A luta pela legalização do aborto é uma pauta democrática que envolve mulheres – e como já dissemos acima, homens trans, pessoas intersexo e não binárias– de todas as classes, mas são principalmente as mulheres e LGBTIs trabalhadores, que mais tem interesse nesse tema, pelas consequências concretas que a restrição ao aborto trás para nossas vidas e saúde. Mas, não se trata de uma luta só das mulheres, e sim de toda a classe trabalhadora para que esse direito nos seja devidamente assegurado, uma luta por nossas vidas e nossos direitos democráticos, cuja conquista nos fortalece e nos coloca em melhor situação para nos organizarmos e lutarmos contra esse sistema capitalista burguês que nos oprime e nos explora.
E ainda há, pela LGBTIfobia, o cerceamento desse direito também aos homens trans e pessoas intersexo e não binárias trabalhadoras, que também podem acabar morrendo em decorrência do preconceito e da clandestinidade. Por isso é fundamental defender que a legalização do aborto seja garantida em sua plenitude, entendendo esse direito inclusive como parte do próprio direito ao exercício da maternidade/paternidade, o que significa tanto o acesso à saúde de forma universal e gratuita, acesso amplo à métodos contraceptivos sem burocracias, acesso à planejamento familiar e educação sexual e políticas para que a classe trabalhadoras possa ter e criar seus filhos e não ser obrigada a recorrer ao aborto por questões econômicas e sociais.

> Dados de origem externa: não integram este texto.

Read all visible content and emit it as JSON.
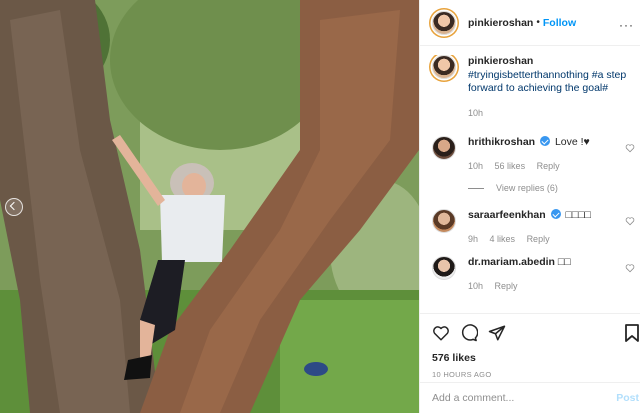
{
  "post": {
    "username": "pinkieroshan",
    "follow_label": "Follow",
    "separator": "•",
    "more_label": "···",
    "caption_username": "pinkieroshan",
    "caption_text": "#tryingisbetterthannothing #a step forward to achieving the goal#",
    "caption_time": "10h",
    "likes": "576 likes",
    "posted_ago": "10 HOURS AGO"
  },
  "comments": [
    {
      "username": "hrithikroshan",
      "verified": true,
      "text": "Love !",
      "time": "10h",
      "likes": "56 likes",
      "reply": "Reply",
      "view_replies": "View replies (6)"
    },
    {
      "username": "saraarfeenkhan",
      "verified": true,
      "text": "□□□□",
      "time": "9h",
      "likes": "4 likes",
      "reply": "Reply"
    },
    {
      "username": "dr.mariam.abedin",
      "verified": false,
      "text": "□□",
      "time": "10h",
      "reply": "Reply"
    }
  ],
  "composer": {
    "placeholder": "Add a comment...",
    "post_label": "Post"
  },
  "icons": [
    "heart-icon",
    "comment-icon",
    "share-icon",
    "bookmark-icon",
    "more-icon",
    "verified-icon",
    "carousel-prev-icon"
  ],
  "colors": {
    "link": "#0095f6",
    "hashtag": "#00376b",
    "muted": "#8e8e8e",
    "verified": "#3897f0"
  }
}
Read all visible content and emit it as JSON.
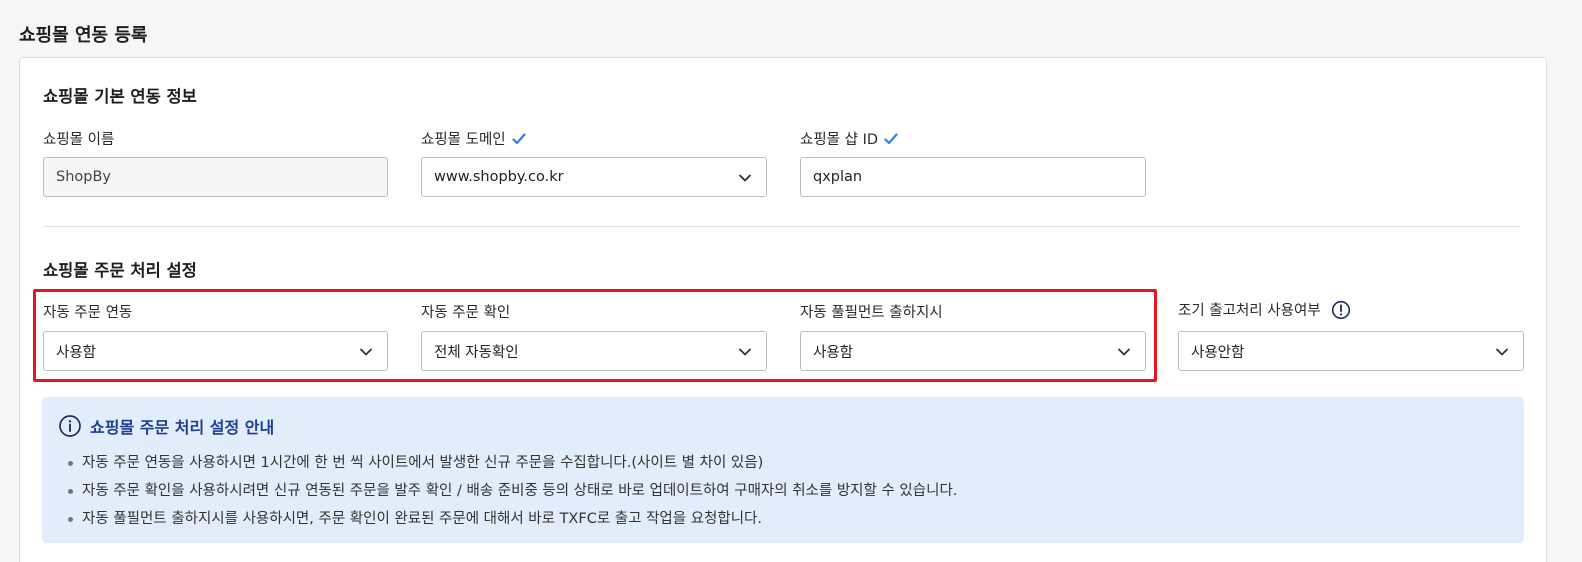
{
  "page": {
    "title": "쇼핑몰 연동 등록"
  },
  "basic": {
    "title": "쇼핑몰 기본 연동 정보",
    "name_label": "쇼핑몰 이름",
    "name_value": "ShopBy",
    "domain_label": "쇼핑몰 도메인",
    "domain_value": "www.shopby.co.kr",
    "shop_id_label": "쇼핑몰 샵 ID",
    "shop_id_value": "qxplan"
  },
  "order": {
    "title": "쇼핑몰 주문 처리 설정",
    "auto_link_label": "자동 주문 연동",
    "auto_link_value": "사용함",
    "auto_confirm_label": "자동 주문 확인",
    "auto_confirm_value": "전체 자동확인",
    "auto_fulfill_label": "자동 풀필먼트 출하지시",
    "auto_fulfill_value": "사용함",
    "early_ship_label": "조기 출고처리 사용여부",
    "early_ship_value": "사용안함"
  },
  "notice": {
    "title": "쇼핑몰 주문 처리 설정 안내",
    "items": [
      "자동 주문 연동을 사용하시면 1시간에 한 번 씩 사이트에서 발생한 신규 주문을 수집합니다.(사이트 별 차이 있음)",
      "자동 주문 확인을 사용하시려면 신규 연동된 주문을 발주 확인 / 배송 준비중 등의 상태로 바로 업데이트하여 구매자의 취소를 방지할 수 있습니다.",
      "자동 풀필먼트 출하지시를 사용하시면, 주문 확인이 완료된 주문에 대해서 바로 TXFC로 출고 작업을 요청합니다."
    ]
  },
  "icons": {
    "check": "check-icon",
    "chevron": "chevron-down-icon",
    "info": "info-icon",
    "exclamation": "exclamation-circle-icon"
  },
  "colors": {
    "accent": "#2f80ed",
    "highlight": "#e8141c",
    "notice_bg": "#e2edfc",
    "notice_title": "#1c3f8f"
  }
}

Essas são medidas mínimas para que o aborto clandestino e as mortes decorrentes sejam reduzidas ao extremo. Ao assumir essa bandeira junto com as mulheres e LGBTIs, as organizações da classe não estarão fazendo um “favor” às mulheres, mas ajudando na educação da classe sobre a importância do combate e da luta contra a opressão e a discriminação, a fortalecer os laços de solidariedade e a unidade dos trabalhadores e estimulando a consciência de classe. Além disso, a luta pela autodeterminação e liberdade dos corpos deve vir sempre acompanhada da luta pela superação do sistema burguês capitalista, para que haja emancipação real dos oprimidos em sua plenitude sendo que essa luta virá da organização das trabalhadoras e trabalhadores pela construção de uma outra sociedade, socialista, como uma necessidade de toda a classe.